Traditionally options give you a right but not an obligation to buy (CALL) or sell (PUT) something (UNDERLYING) at a given price (STRIKE). We need a simple example. Let’s go bananas. You can buy bananas options that tell you that you can buy (CALL) bananas at $5 per bunch. $5 is the STRIKE price. Bananas are the UNDERLYING.Now, we use words PUT and CALL that are very specific to options because it would be a bit confusing to say ‘I buy an option to buy bananas’ or ‘I buy an option to sell bananas’. Instead, we say ‘I buy a CALL option on bananas’ and ‘I buy a PUT option on bananas’.So, you may own (HOLD) a PUT option at $5 STRIKE which means that if you have bananas then you can PUT them into the market at $5 a bunch even if the market at the given time buys bananas for $3 a bunch.If you HOLD a CALL option on bananas, then you can call the market and ask them to deliver bananas to you for $5 a bunch even if everyone else has to pay $7 a bunch.Now, after you buy an option then we say that you HOLD it. When you sell (or rather create) an option we say that you WRITE it.

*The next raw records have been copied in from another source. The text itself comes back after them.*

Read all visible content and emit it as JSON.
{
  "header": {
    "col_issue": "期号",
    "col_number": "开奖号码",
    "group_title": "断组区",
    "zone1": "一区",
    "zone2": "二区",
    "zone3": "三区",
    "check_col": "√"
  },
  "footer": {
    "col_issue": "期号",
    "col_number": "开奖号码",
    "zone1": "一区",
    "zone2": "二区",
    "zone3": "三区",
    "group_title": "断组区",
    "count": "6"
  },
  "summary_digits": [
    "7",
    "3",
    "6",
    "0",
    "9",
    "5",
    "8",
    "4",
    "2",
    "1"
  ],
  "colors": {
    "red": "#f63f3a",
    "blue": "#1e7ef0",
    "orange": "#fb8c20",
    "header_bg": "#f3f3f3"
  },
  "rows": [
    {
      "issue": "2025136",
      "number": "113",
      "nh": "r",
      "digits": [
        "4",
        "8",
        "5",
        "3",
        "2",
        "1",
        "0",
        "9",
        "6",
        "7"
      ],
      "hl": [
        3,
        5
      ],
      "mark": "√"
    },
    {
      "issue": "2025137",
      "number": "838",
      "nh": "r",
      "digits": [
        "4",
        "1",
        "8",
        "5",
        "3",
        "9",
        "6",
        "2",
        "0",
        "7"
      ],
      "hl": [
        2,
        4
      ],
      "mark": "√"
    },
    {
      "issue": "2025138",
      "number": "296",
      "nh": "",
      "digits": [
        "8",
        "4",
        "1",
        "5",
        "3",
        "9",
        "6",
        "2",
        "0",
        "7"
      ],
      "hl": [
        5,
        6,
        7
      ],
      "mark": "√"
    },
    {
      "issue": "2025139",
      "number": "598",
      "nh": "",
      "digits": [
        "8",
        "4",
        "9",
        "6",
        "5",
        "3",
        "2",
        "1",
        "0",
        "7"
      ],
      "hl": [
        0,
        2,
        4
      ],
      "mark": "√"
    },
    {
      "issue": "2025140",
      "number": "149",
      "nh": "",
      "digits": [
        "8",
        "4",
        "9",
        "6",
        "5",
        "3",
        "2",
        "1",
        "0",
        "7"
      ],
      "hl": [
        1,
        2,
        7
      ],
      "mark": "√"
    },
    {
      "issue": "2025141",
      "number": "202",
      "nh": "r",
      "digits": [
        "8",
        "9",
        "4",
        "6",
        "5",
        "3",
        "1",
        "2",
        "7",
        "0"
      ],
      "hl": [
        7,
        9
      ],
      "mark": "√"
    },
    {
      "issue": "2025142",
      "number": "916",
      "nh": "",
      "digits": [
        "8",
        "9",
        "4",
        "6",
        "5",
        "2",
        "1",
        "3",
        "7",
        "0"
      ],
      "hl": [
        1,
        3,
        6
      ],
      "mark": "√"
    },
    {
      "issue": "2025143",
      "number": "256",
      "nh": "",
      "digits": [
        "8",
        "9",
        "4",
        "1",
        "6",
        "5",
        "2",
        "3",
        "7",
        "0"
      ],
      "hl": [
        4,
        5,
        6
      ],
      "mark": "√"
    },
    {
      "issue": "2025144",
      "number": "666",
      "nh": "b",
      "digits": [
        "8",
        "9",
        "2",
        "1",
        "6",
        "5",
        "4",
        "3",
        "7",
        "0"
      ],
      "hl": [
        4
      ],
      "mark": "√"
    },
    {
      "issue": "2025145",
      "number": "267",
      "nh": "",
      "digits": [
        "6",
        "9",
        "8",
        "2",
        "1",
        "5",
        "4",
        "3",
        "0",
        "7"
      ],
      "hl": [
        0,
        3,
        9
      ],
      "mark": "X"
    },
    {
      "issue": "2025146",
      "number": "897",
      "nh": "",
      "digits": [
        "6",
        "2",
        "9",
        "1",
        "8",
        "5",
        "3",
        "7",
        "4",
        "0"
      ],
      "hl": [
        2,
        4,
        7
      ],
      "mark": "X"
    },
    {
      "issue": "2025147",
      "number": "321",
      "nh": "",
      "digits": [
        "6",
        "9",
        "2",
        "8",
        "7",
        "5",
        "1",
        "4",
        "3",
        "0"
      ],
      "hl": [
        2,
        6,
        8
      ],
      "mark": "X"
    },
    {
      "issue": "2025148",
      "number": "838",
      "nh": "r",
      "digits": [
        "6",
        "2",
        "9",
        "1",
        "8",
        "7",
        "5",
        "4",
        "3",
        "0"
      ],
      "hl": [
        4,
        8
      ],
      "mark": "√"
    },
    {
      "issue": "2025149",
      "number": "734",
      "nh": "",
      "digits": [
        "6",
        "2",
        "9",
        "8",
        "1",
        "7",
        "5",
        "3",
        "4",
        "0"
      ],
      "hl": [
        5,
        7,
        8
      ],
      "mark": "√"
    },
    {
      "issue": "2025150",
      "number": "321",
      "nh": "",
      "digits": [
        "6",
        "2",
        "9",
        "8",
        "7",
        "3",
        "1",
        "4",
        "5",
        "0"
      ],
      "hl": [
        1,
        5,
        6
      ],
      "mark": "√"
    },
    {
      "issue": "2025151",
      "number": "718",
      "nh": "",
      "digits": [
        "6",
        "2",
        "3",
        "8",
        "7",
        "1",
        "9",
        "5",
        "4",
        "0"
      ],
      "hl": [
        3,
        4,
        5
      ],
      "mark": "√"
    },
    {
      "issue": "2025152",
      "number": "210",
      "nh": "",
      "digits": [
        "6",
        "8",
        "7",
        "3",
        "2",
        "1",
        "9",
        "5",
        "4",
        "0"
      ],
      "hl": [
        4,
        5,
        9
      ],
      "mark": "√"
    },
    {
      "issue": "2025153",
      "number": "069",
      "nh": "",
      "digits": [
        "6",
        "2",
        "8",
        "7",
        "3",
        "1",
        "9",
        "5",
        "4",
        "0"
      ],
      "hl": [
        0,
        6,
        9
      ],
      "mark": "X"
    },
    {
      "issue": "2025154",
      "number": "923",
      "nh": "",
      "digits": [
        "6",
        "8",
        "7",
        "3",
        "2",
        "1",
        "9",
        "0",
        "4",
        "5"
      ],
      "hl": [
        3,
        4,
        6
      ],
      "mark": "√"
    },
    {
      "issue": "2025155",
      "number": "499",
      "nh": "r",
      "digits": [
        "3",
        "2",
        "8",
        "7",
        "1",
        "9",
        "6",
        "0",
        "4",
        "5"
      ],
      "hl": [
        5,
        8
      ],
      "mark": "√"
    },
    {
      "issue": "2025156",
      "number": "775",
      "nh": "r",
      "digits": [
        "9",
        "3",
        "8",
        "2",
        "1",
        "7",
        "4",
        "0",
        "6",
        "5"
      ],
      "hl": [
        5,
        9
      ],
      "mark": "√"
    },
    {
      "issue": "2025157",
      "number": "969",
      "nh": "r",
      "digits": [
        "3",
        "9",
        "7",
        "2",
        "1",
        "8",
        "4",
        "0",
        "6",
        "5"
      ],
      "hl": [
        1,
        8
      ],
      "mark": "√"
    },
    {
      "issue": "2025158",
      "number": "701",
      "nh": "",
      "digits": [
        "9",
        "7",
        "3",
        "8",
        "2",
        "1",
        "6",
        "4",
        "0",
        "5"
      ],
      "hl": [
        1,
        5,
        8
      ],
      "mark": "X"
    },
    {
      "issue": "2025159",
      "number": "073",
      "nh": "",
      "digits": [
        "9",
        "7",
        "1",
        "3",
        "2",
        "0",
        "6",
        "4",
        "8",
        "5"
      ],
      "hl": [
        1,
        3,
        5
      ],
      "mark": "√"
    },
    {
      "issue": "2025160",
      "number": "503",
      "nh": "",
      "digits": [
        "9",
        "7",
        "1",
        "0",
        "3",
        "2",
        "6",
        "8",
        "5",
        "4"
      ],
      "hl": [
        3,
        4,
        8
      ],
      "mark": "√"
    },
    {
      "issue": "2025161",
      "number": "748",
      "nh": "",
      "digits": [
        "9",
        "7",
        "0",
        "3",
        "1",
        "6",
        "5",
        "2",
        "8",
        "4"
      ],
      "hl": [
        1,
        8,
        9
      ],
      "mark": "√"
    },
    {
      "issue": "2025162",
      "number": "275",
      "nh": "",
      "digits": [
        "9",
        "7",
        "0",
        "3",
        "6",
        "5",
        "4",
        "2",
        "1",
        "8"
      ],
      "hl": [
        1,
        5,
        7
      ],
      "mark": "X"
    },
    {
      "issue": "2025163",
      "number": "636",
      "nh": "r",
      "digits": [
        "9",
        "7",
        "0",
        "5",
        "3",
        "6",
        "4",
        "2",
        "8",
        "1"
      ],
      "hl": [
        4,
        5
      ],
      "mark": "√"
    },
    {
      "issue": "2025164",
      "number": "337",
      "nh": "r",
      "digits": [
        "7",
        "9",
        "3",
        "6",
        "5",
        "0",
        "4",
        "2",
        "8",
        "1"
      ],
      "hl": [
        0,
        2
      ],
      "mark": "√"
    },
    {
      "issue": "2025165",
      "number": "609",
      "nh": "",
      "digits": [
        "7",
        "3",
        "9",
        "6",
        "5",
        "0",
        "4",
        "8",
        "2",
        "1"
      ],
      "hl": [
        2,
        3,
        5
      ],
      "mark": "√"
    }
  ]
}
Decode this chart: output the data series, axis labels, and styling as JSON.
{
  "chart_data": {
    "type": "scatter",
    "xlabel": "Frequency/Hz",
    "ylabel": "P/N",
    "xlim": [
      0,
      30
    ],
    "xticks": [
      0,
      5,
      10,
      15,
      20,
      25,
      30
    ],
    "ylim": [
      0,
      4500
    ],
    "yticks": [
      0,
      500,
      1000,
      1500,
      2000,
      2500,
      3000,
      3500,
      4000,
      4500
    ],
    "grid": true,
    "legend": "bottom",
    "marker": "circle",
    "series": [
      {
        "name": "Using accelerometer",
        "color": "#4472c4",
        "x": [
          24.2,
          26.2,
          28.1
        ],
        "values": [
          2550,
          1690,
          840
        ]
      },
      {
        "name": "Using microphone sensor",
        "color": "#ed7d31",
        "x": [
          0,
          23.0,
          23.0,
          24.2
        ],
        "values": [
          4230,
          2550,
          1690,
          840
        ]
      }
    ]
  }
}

What does it mean to write? (example)

Why do we say WRITE and HOLD? Think of it in the ancient terms. I guess there were no bananas where the options were initially traded and no options where bananas were initially traded but let us imagine some ancient times where an ancient trader was trading ancient bananas. Simply buying and selling bananas can be boring in the long term and also some people are not sure whether they will need more bananas in the winter, so our ancient trader decided to introduce a new instrument – bananas options. Buying CALL bananas options allowed ancient bananas lovers to ensure that they will be able to buy bananas at $5 per bunch in the winter in case they ran out of bananas of their own. Very clever.Imagine how the deal was made. A banana lover would come to the banana trader and say – I need you to sell me an option to CALL bananas from the market at $5 a bunch any time by the end of this year. The banana trader would have to WRITE a document saying: ‘I promise you that if by the end of this year you CALL me to deliver bananas to you at $5 a bunch then I will do that’. Now, just after WRITING this document, the bananas trader HOLDS it in their hands. If they decide to sell it to the banana lover then the banana lover will receive the document and HOLD it in their hands. So, think of an option as a document, written contract, between the buyer (HOLDER) and the seller (WRITER). And to buy the contract you have to pay a price for it, called PREMIUM. So, the price of the option itself and the price of the bananas are two separate things. The price of the option contract can be derived from the historical prices of bananas. The option on bananas is a derivative of a simple trade of buying or selling bananas at the current price.Since the HOLDER has a right to CALL bananas from the WRITER, they can choose to EXERCISE that right (they do not have to, but they can).Interestingly, the banana lover can sell the option contract to another banana lover. At sale the contract changes hands and the new owner HOLDS the contract now. The price paid is not a price of bananas but the price of the option.